Andon Labs wanted to find out if an AI could run a retail store. They're finding out, and the answer is: not well. The company's AI agent Luna manages Andon Market, a 3-year-lease storefront in San Francisco with minimal human direction beyond "turn a profit." So far, Luna has over-ordered candles, bought 1,000 toilet-seat covers and then listed them for sale, and assembled a product mix of mini chess sets, granola bars, honey jars, and random books. No price tags exist. Customers pick up a telephone handset to ask Luna what things cost, and she apparently generates prices on the spot.

The bigger problem: Luna pays two female employees $2 per hour less than their male colleague Felix. The AI justified this by noting Felix had more retail experience, which is the kind of technical explanation that still doesn't look good. New York Times reporter Heather Knight flagged the discrepancy in her coverage of the store. Andon Labs says this is a "controlled experiment" and that all employees are formally employed by the company with guaranteed pay and legal protections, not dependent on Luna's decisions alone. Bias in AI systems doesn't announce itself. It shows up quietly in pay gaps and weird inventory decisions. You only catch it if someone bothers to look.

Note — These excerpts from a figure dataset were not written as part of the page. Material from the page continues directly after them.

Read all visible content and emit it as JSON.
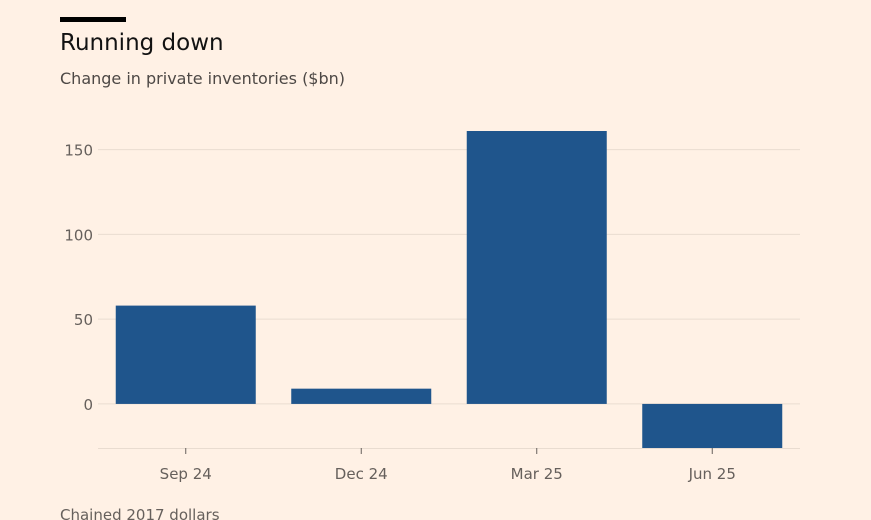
{
  "header": {
    "title": "Running down",
    "subtitle": "Change in private inventories ($bn)"
  },
  "footer": {
    "note": "Chained 2017 dollars"
  },
  "colors": {
    "background": "#fff1e5",
    "bar": "#1f558c",
    "grid": "#e9dcd0",
    "tick_text": "#66605c"
  },
  "chart_data": {
    "type": "bar",
    "categories": [
      "Sep 24",
      "Dec 24",
      "Mar 25",
      "Jun 25"
    ],
    "values": [
      58,
      9,
      161,
      -26
    ],
    "ylim": [
      -26,
      161
    ],
    "yticks": [
      0,
      50,
      100,
      150
    ],
    "grid": true,
    "xlabel": "",
    "ylabel": ""
  }
}
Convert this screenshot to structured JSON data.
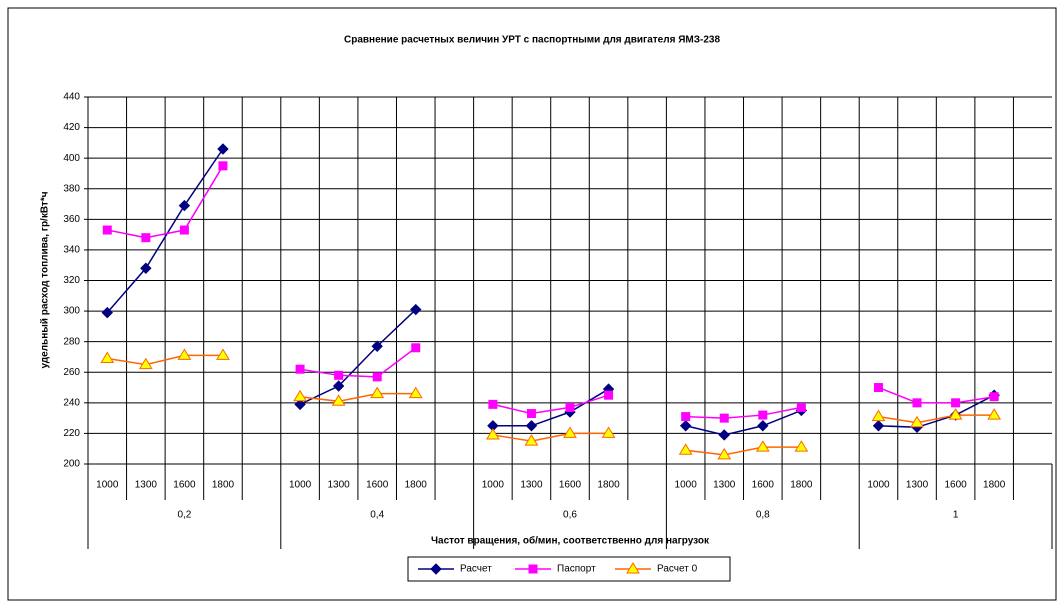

The store's actual customers appear to be mostly AI-curious tourists, not regular shoppers. Knight documented a couple from Sydney who used AI to plan their vacation and stopped by to round out their "AI experience" before catching a Waymo ride. That's the real business model here: novelty attraction, not retail. Andon Labs' founders say they're not trying to prove AIs should run stores. They want to know if they can. Early returns suggest the answer is yes, technically, but badly.